The Illusion of Linearity in High-Dimensional Embeddings TL;DR:...

The Illusion of Linearity in High-Dimensional Embeddings
TL;DR: High-dimensional embeddings fail to form linear subspaces for semantic concepts, revealing the limitations of probing classifiers.
High-dimensional embeddings are not the panacea for semantic representation that many claim. Despite the allure of probing classifiers suggesting that semantic concepts align neatly into linear subspaces, the reality is far more complex and less flattering.
The linear representation hypothesis posits that semantic concepts can be captured as linear subspaces within high-dimensional embeddings. However, this assumption crumbles under scrutiny. The rank and spectral properties of weight matrices used in these embeddings reveal a stark truth: linear read-outs often achieve spurious accuracy, not through genuine semantic understanding, but by exploiting dataset artifacts. This is a critical flaw, as it suggests that what we perceive as semantic alignment is often just a mirage created by statistical noise.

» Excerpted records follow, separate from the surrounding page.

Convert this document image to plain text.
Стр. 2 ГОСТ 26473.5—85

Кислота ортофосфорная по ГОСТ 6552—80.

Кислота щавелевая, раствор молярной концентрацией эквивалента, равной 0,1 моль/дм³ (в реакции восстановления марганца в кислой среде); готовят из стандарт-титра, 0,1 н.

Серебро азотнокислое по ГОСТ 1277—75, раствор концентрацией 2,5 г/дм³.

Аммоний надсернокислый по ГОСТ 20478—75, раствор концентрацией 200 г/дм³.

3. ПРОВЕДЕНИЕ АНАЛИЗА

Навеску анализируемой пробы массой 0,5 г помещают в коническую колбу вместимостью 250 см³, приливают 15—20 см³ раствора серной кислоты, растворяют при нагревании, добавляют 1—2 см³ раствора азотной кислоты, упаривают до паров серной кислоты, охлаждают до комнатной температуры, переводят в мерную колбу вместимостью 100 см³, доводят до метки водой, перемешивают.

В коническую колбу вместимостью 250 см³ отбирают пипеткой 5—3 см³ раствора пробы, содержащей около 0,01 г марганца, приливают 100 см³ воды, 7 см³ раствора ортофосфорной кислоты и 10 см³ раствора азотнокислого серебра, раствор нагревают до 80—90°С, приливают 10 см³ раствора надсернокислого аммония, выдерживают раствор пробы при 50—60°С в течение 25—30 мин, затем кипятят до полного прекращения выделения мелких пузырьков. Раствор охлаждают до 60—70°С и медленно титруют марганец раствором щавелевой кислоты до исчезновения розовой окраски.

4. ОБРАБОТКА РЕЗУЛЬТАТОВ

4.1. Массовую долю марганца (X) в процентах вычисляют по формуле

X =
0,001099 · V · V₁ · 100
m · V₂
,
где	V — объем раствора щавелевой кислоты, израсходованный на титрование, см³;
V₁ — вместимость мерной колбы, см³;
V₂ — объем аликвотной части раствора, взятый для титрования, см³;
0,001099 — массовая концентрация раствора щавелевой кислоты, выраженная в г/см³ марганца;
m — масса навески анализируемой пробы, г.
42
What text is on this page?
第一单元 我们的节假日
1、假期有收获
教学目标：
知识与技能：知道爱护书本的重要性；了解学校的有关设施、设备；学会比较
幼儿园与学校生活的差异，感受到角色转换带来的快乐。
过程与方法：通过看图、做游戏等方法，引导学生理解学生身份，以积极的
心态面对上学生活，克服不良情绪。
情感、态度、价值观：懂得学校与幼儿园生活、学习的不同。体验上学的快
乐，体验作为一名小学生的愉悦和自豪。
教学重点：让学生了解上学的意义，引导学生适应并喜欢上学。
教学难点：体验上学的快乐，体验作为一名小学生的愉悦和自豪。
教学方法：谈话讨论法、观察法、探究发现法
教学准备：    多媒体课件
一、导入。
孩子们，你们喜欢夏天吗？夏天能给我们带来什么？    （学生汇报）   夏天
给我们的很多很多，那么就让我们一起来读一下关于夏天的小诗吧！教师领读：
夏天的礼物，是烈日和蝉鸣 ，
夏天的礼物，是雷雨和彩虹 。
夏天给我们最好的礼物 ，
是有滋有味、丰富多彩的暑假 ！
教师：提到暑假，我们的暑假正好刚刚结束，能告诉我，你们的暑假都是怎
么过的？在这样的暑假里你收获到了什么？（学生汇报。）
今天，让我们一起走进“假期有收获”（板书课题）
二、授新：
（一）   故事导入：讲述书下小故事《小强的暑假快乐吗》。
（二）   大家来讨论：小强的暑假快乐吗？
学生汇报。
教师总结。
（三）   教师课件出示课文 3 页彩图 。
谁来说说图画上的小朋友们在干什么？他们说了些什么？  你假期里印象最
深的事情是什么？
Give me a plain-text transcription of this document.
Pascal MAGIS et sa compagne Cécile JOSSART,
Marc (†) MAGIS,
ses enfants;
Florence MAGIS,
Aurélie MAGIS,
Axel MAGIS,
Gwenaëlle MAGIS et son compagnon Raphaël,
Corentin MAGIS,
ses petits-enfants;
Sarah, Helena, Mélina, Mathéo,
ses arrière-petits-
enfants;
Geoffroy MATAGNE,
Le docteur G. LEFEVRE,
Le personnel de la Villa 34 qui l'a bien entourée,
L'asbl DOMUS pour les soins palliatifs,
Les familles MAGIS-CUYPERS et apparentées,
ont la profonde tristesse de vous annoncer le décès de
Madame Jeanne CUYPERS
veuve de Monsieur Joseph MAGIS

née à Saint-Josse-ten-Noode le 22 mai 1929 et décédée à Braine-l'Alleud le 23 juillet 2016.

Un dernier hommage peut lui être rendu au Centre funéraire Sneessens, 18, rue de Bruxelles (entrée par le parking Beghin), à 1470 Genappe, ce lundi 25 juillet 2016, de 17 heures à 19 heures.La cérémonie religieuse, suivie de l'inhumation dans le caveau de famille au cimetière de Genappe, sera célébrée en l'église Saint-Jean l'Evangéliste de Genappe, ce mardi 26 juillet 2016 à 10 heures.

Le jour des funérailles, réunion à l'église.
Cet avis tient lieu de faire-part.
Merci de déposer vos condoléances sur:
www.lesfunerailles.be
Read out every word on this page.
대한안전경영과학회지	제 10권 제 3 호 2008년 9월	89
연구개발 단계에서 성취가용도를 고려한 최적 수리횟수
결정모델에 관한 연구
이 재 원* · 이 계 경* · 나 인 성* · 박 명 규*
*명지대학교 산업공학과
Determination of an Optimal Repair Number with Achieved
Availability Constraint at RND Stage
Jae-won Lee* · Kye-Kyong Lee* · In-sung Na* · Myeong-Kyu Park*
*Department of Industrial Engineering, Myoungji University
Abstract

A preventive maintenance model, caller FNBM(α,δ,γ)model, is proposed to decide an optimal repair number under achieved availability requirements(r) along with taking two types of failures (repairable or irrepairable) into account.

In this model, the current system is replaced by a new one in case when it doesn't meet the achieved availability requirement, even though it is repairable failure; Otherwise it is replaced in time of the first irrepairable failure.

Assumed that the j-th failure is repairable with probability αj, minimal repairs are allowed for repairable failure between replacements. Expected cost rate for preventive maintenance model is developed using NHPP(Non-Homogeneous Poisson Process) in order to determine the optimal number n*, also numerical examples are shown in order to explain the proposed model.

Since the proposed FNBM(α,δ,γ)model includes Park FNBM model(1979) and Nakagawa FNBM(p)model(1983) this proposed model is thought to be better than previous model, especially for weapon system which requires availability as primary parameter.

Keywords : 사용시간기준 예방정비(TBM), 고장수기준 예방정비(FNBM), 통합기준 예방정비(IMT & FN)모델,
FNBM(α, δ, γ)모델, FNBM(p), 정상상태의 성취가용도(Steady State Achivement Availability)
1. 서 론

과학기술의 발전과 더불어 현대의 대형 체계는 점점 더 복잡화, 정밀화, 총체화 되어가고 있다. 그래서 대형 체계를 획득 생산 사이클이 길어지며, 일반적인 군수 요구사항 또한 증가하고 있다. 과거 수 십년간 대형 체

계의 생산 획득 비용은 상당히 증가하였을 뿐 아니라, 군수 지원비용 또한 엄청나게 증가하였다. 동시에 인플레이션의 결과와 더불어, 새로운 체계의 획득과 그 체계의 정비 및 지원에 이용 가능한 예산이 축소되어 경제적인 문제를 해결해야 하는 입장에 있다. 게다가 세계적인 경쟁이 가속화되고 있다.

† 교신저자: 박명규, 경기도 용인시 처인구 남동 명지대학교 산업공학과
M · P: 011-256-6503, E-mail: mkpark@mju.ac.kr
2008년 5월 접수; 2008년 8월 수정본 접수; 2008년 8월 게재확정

Moreover, the curse of dimensionality distorts cosine similarity in these embedding spaces. As dimensionality increases, all points tend to become equidistant, rendering cosine similarity a poor measure of semantic closeness. This phenomenon undermines the very foundation of using high-dimensional spaces for semantic tasks.
To further complicate matters, the Johnson-Lindenstrauss lemma provides a mathematical basis for why dimensionality reduction, often employed to manage these high-dimensional spaces, destroys semantic relationships. By projecting data into lower dimensions, we inadvertently lose the very nuances that are crucial for maintaining semantic integrity.
- Key Point One: High-dimensional embeddings fail to form linear subspaces for semantic concepts.
- Key Point Two: Linear read-outs achieve spurious accuracy through dataset artifacts, not genuine semantic understanding.
- Key Point Three: Dimensionality reduction via Johnson-Lindenstrauss lemma destroys semantic relationships.
In light of these findings, we must question the reliance on high-dimensional embeddings for semantic tasks. Are we truly capturing meaning, or are we merely fitting noise? It’s time to rethink our approach and prioritize genuine semantic understanding over superficial statistical tricks.